Big Oil, Bigger Costs

These are curious times for international oil majors. Crude prices have fallen more than 10 percent from their mid-summer peak, and there are analysts that project futures will continue to slide as the global economic slowdown dampens the demand for oil. Nevertheless, oil majors have returned more than $120 bn to shareholder and are experiencing record profits. Such performance has relegated industry executives to pariah status at the recent Democratic and Republican National Conventions, where delegates are outraged at high fuel prices.

Oil majors must be somewhat troubled by their fat-cat caricatures. This attitude reflects a fundamental misunderstanding of the industry's structural woes. While no one should lose sleep over the financial solvency of its executives, the oil and gas industry has suffered from eroding profit margins. As oil and gas prices rose, many industry analysts declared that surging demand (fueled by developing nations like China and India) was one of the "new fundamentals" driving the bull market. According to the Cambridge Energy Research Associates (CERA), rising costs provide a serious challenge to industry growth.

The factors threatening profits are twofold: increased government involvement in the market and a weak dollar. For many years, the energy industry benefited from soft fiscal terms that provided rich incentives for exploration. Now as international majors are restricted from the Middle East and face increasingly hostile policies from Russia and Venezuela, oil companies are wary of the competition from state owned corporations in Asia. In 2006 CNOOC, China's biggest offshore producer secured a $2.7 bn contract in Nigeria. More recently, Russia's Gazprom has been in negotiations with Nigerian officials to explore in the Gulf of Guinea. 

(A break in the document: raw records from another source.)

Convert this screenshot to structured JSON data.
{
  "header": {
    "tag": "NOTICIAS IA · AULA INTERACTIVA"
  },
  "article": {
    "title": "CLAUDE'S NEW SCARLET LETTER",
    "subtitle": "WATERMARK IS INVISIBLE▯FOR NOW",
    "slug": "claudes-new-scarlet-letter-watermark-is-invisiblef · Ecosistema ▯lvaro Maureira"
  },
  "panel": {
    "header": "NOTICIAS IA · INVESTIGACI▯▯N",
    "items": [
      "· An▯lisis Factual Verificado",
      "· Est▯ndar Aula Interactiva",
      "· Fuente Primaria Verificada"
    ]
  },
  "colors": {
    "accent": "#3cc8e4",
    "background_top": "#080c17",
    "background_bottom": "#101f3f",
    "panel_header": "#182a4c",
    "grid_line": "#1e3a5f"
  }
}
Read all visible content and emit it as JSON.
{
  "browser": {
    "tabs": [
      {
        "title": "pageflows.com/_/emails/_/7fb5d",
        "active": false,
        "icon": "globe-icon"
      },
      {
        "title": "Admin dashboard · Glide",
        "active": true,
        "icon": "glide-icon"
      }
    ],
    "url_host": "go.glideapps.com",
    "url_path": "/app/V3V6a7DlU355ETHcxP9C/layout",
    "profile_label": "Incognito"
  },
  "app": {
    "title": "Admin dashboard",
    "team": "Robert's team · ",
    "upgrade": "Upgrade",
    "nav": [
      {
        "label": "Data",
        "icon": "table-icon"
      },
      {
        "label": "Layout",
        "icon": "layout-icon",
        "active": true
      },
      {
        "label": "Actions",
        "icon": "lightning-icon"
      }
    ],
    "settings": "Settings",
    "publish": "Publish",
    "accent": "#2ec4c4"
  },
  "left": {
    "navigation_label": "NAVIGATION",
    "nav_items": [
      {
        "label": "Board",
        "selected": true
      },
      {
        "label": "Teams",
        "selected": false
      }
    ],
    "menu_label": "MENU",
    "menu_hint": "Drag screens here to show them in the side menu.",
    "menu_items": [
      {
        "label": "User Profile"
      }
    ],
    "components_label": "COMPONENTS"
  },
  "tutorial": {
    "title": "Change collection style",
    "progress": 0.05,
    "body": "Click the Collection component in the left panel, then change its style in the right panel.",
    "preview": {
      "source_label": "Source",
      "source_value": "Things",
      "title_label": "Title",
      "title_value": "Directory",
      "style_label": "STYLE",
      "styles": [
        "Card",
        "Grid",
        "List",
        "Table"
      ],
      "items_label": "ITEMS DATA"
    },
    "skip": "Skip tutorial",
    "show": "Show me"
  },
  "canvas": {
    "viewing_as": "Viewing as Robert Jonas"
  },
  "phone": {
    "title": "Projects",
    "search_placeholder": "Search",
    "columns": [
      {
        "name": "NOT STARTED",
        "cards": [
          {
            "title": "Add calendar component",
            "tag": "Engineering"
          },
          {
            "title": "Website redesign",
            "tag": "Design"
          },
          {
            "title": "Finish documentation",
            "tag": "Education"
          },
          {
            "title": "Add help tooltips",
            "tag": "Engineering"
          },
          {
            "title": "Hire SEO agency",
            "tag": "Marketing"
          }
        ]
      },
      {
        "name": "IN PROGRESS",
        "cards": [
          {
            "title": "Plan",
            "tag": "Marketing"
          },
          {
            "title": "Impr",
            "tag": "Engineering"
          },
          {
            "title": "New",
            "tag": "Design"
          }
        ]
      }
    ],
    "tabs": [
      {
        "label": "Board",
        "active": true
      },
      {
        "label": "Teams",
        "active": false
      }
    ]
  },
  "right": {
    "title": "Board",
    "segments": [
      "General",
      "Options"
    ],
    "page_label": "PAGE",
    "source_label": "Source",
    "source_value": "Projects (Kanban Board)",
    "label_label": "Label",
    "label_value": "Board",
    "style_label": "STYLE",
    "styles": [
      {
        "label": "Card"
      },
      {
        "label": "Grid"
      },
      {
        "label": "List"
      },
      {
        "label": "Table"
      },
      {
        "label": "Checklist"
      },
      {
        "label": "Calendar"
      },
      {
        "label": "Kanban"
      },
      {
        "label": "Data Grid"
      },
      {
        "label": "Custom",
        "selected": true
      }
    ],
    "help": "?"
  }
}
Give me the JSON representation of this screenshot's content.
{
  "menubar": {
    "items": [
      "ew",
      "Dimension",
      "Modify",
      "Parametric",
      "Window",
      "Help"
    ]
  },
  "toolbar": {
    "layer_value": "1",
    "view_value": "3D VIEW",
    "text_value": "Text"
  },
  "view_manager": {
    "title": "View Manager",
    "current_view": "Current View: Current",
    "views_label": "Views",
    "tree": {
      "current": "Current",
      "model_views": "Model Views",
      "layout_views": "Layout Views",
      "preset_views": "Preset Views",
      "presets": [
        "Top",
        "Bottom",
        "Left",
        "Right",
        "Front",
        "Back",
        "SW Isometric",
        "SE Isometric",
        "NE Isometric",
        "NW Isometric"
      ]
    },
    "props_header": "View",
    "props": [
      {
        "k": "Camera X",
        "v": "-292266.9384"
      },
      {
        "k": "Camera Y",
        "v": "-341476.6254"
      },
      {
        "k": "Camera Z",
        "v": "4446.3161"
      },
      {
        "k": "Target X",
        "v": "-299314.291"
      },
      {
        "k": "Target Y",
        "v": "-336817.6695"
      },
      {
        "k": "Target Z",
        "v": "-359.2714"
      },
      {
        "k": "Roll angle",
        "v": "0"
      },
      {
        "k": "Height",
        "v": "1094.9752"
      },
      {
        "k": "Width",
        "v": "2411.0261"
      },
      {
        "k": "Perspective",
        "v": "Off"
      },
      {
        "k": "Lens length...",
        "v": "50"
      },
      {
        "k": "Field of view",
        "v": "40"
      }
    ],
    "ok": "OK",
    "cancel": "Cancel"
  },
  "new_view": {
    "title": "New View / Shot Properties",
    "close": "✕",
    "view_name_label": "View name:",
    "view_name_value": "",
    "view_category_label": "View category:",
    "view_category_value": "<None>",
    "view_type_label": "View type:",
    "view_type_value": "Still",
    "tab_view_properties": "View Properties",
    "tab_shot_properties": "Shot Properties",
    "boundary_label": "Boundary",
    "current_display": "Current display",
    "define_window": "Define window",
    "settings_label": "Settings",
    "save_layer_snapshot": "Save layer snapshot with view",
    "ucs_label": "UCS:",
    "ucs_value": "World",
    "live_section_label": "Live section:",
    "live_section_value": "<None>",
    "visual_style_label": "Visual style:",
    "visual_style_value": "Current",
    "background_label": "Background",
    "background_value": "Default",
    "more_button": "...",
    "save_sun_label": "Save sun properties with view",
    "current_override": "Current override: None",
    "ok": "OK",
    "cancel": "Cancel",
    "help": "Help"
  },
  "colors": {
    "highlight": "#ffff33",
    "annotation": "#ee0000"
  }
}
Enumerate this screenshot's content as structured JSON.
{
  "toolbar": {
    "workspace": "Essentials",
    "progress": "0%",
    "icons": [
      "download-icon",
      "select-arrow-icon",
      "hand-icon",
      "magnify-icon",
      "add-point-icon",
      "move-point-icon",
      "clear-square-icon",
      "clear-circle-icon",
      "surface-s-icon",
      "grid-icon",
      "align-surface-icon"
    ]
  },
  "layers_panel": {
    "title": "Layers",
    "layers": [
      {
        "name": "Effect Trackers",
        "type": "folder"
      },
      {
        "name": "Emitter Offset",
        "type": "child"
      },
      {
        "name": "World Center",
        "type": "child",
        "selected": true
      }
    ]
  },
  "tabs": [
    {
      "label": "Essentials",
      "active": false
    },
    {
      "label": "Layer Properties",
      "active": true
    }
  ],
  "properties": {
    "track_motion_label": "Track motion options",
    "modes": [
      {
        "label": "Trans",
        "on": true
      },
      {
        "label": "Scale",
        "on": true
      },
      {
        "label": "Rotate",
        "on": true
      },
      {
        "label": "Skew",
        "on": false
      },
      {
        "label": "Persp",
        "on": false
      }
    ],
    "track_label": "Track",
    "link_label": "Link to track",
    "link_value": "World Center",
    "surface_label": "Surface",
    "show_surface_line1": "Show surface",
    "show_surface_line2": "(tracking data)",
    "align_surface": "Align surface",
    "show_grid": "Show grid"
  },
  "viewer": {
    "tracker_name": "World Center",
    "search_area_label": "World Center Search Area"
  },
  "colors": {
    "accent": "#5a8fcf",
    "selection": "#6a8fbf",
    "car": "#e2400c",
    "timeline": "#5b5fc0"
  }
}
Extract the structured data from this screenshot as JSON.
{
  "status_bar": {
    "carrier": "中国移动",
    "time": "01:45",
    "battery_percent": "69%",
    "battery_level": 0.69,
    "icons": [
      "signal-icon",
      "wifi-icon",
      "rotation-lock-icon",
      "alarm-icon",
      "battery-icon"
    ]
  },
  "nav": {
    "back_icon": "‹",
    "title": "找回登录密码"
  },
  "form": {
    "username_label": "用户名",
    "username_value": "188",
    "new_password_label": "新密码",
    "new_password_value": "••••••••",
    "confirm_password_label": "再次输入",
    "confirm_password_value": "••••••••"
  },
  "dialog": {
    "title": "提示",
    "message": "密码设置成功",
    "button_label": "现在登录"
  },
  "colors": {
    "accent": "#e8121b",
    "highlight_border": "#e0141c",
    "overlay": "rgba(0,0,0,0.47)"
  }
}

Structural problems in the US market have also weakened the dollar, which is used as the reporting currency for the oil and gas industry. As a result, all final construction costs have seen a significant rise on account of recent exchange rate movements. The Upstream Capital Cost Index (UCCI) serves as an industry-specific measure of inflation, much like the general Consumer Price Index (CPI). This figure has doubled since 2005, a function of increasing input costs. The price of iron ore, primarily used to make steel, has shot up nearly 60% in 2008. The endogenous reality of high oil prices means that major internationals are paying more to transport their resources to importers. Installation vessels, which manage drilling platforms, have seen a 2% rise in costs over the past 6 months alone. Finally, the largest increase in the UCCI has been attributed to more expensive deep water equipment needed to maintain sub-sea umbilicals (up 12% in the last 6 months).

These rising costs have all bolstered the remarkable rise in organic capital spending (expenditures that do not include acquisitions), and have discouraged new investments in oil reserves. Perhaps politicians, in the US and abroad, should focus less on the knee-jerk populism surrounding energy prices and invest their efforts in alternative and renewable sources. In the 1970's structural variables in the oil market favored a green revolution, but the politically contrived shortage eased and hydrocarbons were once again cheap and plentiful. Today, an oil spike coincides with improving technological alternatives and real discussions of peak oil. If rich nations encourage investment in green energy, the end of the fossil fuel era may well be in sight. Rather than rail against big oil, statesman should work to coöperate with the profit incentives of major internationals. What has been fodder for political victories will not support a real transformation in the future of energy.